Dalam sidang pemeriksaan saksi itu, Usman mencatat kesaksian 2 aktor pelaku langsung di peristiwa Paniai 2014. Kesaksian ini muncul dari saksi pertama yakni Briptu Andi Ridho Amir yang menyebutkan nama yakni Gatot (Anggota Provost) yang menembak korban di depan Koramil Paniai hingga tewas dan Jusman (Anggota TNI) yang menikam korban hingga tewas.

Dengan bekal kesaksian ini dan juga identifikasi pelaku oleh Komnas HAM yakni pelaku lapangan, komando pembuat kebijakan, komando efektif di lapangan, dan pelaku pembiaran, menurut Usman semakin kuat alasan Kejaksaan Agung dan Pengadilan untuk tidak hanya memproses satu orang sebagai pelaku. Usman mencatat sedikitnya ada 3 hal dalam proses persidangan kedua kasus pelanggaran HAM berat Paniai 2014.

Pertama, kejaksaan tidak serius dan tidak menunjukkan keberpihakan kepada korban dan juga publik atas pelanggaran HAM berat yang terjadi di Peristiwa Paniai 2014. Kedua, pengadilan HAM wajib menggali fakta dari pihak selain narasi yang dikembangkan dari saksi yang dihadirkan oleh tim JPU. Ketiga, pengadilan HAM wajib menindaklanjuti kesaksian yang menyebutkan sejumlah nama terduga pelaku lain untuk turut diperiksa dan dimintai pertanggungjawabannya.

Sebelumnya, Kepala Pusat Penerangan Hukum Kejaksaan Agung RI, Dr Ketut Sumedana, menjelaskan JPU yang dipimpin Direktur Pelanggaran HAM Berat pada Jaksa Agung Muda Bidang Tindak Pidana Khusus Dr Erryl Prima Putera Agoes, menghadirkan 4 saksi dalam sidang kasus pelanggaran HAM berat Paniai 2014. Keempat saksi itu terdiri dari Briptu ARA, Briptu AOW, Bripka RB, dan AIPDA HW.

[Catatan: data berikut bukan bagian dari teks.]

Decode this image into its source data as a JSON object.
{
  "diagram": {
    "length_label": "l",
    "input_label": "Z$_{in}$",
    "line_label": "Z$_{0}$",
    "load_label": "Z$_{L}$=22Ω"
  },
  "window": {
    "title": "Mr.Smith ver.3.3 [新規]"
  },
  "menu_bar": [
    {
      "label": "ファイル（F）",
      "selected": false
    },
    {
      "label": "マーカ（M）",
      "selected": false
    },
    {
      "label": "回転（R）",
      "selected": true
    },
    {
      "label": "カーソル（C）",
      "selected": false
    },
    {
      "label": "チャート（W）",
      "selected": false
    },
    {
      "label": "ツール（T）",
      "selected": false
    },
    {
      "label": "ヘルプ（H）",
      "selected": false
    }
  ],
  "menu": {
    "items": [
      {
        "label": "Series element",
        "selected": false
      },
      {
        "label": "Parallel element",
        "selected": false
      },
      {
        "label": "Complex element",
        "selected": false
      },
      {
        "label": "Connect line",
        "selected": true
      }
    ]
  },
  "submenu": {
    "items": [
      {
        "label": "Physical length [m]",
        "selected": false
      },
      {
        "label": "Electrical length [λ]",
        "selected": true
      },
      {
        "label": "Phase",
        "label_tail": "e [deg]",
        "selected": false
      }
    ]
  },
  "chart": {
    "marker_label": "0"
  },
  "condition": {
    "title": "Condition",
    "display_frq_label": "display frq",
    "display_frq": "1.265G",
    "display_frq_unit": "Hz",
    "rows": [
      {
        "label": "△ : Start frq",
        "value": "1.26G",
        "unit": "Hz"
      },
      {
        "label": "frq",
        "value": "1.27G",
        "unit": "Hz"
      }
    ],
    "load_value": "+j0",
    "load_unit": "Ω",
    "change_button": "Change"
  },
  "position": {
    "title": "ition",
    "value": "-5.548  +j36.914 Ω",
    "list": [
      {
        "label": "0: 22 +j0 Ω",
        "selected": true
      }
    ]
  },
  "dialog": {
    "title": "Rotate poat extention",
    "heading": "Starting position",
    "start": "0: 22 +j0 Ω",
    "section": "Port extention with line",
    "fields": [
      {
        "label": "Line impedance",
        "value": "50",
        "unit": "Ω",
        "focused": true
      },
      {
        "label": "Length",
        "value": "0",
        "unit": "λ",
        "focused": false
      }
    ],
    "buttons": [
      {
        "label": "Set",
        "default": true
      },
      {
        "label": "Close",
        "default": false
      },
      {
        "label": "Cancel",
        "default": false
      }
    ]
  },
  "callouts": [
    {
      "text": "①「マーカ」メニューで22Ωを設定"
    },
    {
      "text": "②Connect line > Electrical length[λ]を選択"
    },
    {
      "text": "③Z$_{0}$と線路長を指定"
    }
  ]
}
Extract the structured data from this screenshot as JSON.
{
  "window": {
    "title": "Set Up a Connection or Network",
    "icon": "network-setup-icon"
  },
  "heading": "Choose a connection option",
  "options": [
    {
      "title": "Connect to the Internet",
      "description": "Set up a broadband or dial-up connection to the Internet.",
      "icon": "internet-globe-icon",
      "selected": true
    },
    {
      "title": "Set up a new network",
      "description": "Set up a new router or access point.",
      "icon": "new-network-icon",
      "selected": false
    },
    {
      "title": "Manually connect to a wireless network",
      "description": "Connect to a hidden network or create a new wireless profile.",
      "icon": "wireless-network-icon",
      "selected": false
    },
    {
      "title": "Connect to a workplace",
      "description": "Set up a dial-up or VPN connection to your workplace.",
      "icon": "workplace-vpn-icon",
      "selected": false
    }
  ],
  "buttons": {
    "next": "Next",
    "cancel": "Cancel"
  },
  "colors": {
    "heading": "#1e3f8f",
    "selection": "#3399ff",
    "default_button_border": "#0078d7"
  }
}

Majelis hakim yang memeriksa perkara tersebut yakni Ketua Majelis Hakim ad hoc Pengadilan HAM Berat Sutisna Sawati, S.H., Hakim Anggota Ir. Abdul Rahman Karim, S.H., Hakim Anggota Sofi Rahma Dewi, S.H., M.H., serta Hakim Anggota Siti Noor Laila. “Sidang ditunda dan akan kembali dilanjutkan pada Senin 3 Oktober 2022 dengan agenda pemeriksaan saksi yang dihadirkan oleh JPU,” kata Sumedana sebagaimana dikutip laman kejaksaan.go.id, Rabu (29/9/2022) lalu.